Ades, Rautavaara, Golijov, Adams, Crumb


----------



## chrislowski (Aug 20, 2011)

Looking through my collection I'd say:

Anders Eliasson
Arvo Part
Sally Beamish
Harrison Birtwistle
Sofia Gubaidulina
Hans Werner Henze
Haukur Tómasson
James MacMillan
Kalevi Aho
Krzysztof Penderecki
Einojuhani Rautavaara
Wolfgang Rihm
Christopher Rouse


Out of those I would say Rautavaara and Aho are the ones I listen to the most, with MacMillan coming in a close 3rd


----------



## elgar's ghost (Aug 8, 2010)

Ades and Penderecki are my favourites with Reich (still working on his box set), Henze and Rorem (not really got enough of their stuff yet) not too far behind.


----------



## NightHawk (Nov 3, 2011)

Great lists by Pluhagr and FrankieP, I like all the composers mentioned. 

I would add: 

One of the greatest, most original of the avant grade composers of our day is Sophia Gubaidulina (in her 80's) - check her out on Youtube - intense. Watch anything, but these three are great: 'Seven Words', 'De Profundis' and 'Fachwerk' (the latter is a documentary about the piece with plenty of music).


----------



## Meaghan (Jul 31, 2010)

In no particular order, my top 5 are _probably_ Adams, Crumb, Pärt, Saariaho, and Corigliano. I need to get to know Ades, as I keep hearing good things about him!


----------



## pluhagr (Jan 2, 2012)

Meaghan said:


> In no particular order, my top 5 are _probably_ Adams, Crumb, Pärt, Saariaho, and Corigliano. I need to get to know Ades, as I keep hearing good things about him!

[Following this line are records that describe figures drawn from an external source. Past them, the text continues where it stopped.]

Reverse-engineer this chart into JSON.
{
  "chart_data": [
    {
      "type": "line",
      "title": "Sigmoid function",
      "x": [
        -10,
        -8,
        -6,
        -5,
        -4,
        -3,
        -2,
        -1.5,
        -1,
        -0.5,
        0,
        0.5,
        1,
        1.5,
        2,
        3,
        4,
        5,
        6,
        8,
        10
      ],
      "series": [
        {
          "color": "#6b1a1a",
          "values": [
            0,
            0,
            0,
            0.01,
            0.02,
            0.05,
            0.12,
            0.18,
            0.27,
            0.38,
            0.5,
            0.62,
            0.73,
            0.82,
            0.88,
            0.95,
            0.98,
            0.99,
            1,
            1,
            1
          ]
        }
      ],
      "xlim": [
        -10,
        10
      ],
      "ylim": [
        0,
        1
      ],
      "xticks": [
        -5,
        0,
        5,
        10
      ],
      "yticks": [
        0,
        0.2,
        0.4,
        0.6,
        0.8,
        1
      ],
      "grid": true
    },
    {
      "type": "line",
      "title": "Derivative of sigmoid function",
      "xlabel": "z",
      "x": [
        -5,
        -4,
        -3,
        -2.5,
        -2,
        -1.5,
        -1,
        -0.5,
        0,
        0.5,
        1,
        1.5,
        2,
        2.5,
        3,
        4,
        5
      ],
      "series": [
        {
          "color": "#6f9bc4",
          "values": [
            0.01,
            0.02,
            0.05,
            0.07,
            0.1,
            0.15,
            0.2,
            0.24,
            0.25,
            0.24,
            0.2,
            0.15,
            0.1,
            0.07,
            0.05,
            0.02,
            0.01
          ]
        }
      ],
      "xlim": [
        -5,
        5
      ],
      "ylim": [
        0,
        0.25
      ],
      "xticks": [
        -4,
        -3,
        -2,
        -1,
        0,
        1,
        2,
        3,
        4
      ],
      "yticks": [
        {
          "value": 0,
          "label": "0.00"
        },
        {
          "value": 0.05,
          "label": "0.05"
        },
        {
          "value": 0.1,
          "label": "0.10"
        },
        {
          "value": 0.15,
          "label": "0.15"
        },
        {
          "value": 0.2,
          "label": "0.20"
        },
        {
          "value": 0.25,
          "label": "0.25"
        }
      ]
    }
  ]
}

 Ah then I must suggest you watch some clips of his opera "The Tempest". It is magnificent. His violin concerto is also quite good.


----------



## mmsbls (Mar 6, 2011)

My list has a few lessor known composers:

Eric Ewazen
John Adams
Lowell Liebermann 
Kalevi Aho
Sylvie Bodorova


----------



## joen_cph (Jan 17, 2010)

The number seems to be waning, but some favourites are

- Gubajdulina, Silvestrov, Pärt, Artyomov, Glonti, Smirnov, Slonimsky, Dorokhov, Firsova
- Nørgård, Saariaho, Rautavaara 
- Murail, Boulez 
- Carter, Crumb 
- Henze, Killmayer 
- Penderecki, Kotonski, Kulenty, Symanski 
- Murray Schafer


----------



## pluhagr (Jan 2, 2012)

I remembered another: Tarik O'Regan. He's really wonderful. Check out "The Ecstasies Above" and "Acallam na Senórach". I saw the latter performed by the National Chamber Choir of Ireland with the composer sitting just a few seats away.


----------



## tdc (Jan 17, 2011)

One of my favorite living composers not mentioned yet is Roberto Sierra. He has some good works for guitar, I look forward to exploring this guy further.


----------



## tdc (Jan 17, 2011)

Roland Dyens and Leo Brouwer are two other favorites of mine:


----------



## HenryPenfold (Apr 29, 2018)

Harrison Birtwistle 
borne.15th July 1935
died. 18th April 2022


----------